Nummy saw the angel react to the name Frankenstein, but he didn’t ask if Mr. Lyss was crazy or call him a liar. He didn’t say anything more at all to the old man, but he went to stand over Xerox Boze, staring down at him. Xerox Boze asked the angel to kill him, and Nummy thought the angel would say that he couldn’t, that it wasn’t something an angel could do. Instead, he said in the most tender way, “I am your brother. Two hundred years separate our … births. Do you recognize me?”r />
Xerox Boze stared up into the angel’s eyes for a long time and then said softly, “I … don’t know.”
Mr. Lyss became upset about the brother thing and wanted to know if this was some kind of hellish monster convention. Nobody, not even Nummy, paid attention to the old man’s rant.

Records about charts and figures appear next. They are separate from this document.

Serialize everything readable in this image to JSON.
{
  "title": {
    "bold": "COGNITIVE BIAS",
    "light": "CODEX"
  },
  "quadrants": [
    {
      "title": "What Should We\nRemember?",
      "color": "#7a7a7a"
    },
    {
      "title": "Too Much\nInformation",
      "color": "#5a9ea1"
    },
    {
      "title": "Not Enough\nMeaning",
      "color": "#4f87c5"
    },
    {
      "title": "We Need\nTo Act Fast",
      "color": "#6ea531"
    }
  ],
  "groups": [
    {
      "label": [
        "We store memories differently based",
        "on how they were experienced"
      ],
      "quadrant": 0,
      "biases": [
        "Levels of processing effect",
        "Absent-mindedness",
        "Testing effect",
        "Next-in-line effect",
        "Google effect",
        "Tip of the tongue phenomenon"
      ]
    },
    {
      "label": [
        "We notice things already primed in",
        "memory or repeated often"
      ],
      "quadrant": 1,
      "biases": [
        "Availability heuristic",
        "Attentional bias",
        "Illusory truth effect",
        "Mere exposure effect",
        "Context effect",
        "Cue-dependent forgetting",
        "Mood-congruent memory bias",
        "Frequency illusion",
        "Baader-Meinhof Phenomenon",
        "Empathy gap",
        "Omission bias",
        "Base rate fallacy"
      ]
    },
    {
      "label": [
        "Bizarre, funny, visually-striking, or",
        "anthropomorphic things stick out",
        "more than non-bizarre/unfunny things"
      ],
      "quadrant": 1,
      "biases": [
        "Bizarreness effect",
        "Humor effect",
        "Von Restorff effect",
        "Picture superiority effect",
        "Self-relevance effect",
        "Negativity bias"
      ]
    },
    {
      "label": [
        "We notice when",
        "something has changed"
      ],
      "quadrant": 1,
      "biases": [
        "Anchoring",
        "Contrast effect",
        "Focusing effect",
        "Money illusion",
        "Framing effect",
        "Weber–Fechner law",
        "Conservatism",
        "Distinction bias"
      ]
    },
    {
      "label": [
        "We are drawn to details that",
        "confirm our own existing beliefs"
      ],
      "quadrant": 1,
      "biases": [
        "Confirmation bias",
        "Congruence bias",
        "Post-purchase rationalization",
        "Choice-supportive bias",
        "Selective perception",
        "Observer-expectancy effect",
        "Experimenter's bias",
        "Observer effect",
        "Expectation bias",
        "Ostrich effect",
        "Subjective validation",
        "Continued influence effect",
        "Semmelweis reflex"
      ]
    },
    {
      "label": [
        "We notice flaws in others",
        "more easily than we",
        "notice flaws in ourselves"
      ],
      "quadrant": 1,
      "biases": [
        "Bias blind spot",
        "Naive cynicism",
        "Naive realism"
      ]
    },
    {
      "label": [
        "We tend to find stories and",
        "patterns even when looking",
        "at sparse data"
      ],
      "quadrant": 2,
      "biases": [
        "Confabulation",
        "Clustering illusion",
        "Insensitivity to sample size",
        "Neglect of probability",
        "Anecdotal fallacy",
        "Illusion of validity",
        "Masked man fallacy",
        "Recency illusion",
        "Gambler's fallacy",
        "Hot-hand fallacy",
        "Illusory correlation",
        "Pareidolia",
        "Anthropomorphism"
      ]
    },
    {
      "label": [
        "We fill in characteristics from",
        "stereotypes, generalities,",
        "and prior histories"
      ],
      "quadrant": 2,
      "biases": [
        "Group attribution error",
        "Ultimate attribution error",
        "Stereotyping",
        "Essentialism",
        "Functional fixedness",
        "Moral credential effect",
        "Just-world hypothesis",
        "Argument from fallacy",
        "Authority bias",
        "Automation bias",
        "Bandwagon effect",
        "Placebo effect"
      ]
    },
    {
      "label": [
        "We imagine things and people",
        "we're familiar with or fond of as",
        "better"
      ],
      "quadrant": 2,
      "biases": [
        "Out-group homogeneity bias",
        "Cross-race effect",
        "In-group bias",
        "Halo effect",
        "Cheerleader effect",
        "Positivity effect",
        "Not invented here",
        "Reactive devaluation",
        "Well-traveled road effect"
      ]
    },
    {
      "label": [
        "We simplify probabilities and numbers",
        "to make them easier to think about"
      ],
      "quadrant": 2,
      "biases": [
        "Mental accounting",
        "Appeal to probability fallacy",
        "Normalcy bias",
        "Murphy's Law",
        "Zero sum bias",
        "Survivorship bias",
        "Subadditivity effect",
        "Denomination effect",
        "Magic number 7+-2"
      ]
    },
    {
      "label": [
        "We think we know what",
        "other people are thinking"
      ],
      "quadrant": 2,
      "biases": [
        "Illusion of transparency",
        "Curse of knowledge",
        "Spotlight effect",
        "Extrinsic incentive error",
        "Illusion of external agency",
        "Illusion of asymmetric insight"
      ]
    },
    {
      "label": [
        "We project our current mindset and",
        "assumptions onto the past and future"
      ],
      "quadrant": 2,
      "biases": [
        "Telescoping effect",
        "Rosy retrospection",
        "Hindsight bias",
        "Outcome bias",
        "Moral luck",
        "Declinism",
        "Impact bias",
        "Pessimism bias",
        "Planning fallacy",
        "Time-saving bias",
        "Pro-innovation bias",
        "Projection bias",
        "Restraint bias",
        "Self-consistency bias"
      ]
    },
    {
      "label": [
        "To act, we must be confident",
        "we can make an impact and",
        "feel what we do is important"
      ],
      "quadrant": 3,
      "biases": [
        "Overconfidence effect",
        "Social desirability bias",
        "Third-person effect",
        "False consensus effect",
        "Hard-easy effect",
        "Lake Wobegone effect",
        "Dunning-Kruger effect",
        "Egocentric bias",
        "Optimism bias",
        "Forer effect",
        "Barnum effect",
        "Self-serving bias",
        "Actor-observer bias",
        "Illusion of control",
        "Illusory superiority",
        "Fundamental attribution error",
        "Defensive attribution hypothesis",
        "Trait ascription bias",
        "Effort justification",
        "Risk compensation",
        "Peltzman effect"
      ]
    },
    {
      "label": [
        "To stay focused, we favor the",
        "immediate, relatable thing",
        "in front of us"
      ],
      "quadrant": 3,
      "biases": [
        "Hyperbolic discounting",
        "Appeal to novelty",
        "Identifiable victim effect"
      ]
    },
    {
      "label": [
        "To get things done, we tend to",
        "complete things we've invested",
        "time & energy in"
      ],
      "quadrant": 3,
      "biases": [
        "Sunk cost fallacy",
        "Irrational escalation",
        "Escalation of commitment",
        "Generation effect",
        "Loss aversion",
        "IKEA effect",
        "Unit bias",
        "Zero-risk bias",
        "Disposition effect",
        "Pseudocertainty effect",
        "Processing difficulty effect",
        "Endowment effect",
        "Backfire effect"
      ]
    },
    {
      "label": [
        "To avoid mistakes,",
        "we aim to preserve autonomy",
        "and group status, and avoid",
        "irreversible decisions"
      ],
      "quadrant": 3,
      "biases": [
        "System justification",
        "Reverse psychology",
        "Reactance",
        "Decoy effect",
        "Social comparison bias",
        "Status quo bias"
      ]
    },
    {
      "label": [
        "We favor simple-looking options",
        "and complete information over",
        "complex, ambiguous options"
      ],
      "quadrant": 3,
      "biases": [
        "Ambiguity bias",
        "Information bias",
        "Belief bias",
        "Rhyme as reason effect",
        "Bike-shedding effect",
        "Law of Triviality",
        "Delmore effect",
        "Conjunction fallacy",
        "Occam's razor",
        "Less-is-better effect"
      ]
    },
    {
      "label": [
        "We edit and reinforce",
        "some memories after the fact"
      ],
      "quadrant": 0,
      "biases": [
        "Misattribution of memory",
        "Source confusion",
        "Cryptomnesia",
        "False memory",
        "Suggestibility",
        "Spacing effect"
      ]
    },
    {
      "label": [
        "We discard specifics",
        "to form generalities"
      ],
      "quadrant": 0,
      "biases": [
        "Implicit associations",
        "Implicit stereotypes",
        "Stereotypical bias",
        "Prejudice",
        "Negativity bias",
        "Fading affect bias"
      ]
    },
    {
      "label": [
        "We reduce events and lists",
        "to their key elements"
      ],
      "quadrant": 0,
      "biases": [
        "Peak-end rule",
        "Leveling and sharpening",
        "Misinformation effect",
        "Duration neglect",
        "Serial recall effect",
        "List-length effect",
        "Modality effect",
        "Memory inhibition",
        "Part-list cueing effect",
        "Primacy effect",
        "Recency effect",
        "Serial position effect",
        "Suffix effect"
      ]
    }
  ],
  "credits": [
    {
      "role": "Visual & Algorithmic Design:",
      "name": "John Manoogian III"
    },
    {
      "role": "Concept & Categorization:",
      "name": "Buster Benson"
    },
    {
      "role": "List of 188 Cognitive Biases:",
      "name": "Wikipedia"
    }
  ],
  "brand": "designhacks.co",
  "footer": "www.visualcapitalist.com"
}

The angel asked Xerox Boze, “What is your life?”
“Misery.”
“Shall we stop him forever?”
“I can’t lift a hand against my maker.”
“I think I can. And will. Where is he?”
“The Hive.”
“Perhaps you’re not broken.”
“But I am.”
“Perhaps you’re here to lure me into a trap.”
“No.”
“Help me to believe I can trust you,” the angel said.
“How?” Xerox Boze asked.
“He didn’t name it the Hive.”
“No. It’s our word.”
“What does he call the place, the front organization behind which he works?”
Xerox Boze said, “Progress for Perfect Peace.”
After a silence, the angel asked, “Do you know where that is?”
“Yes.”
“Show me.”
Xerox Boze got up from his chair, and the angel led him into the hallway. Nummy followed, interested in anything an angel might do, and Mr. Lyss tagged along behind, grumping about something. They went to a map on a wall in another office, and the angel said it showed KBOW’s broadcast reach, whatever that was. He pointed out what was Rainbow Falls and what was the county, and some land beyond the county, and he asked the Xerox Boze to point to the place called the Hive. The monster pointed. The angel said they would go there together, and if it was the place the monster said it was, then the angel would give him “the grace of a quick and painless death,” which sounded nice except for the death part.
Turning away from the wall map, looking hard at Mr. Lyss, the angel said, “Fifty days from now, you get your chance. Use it well.”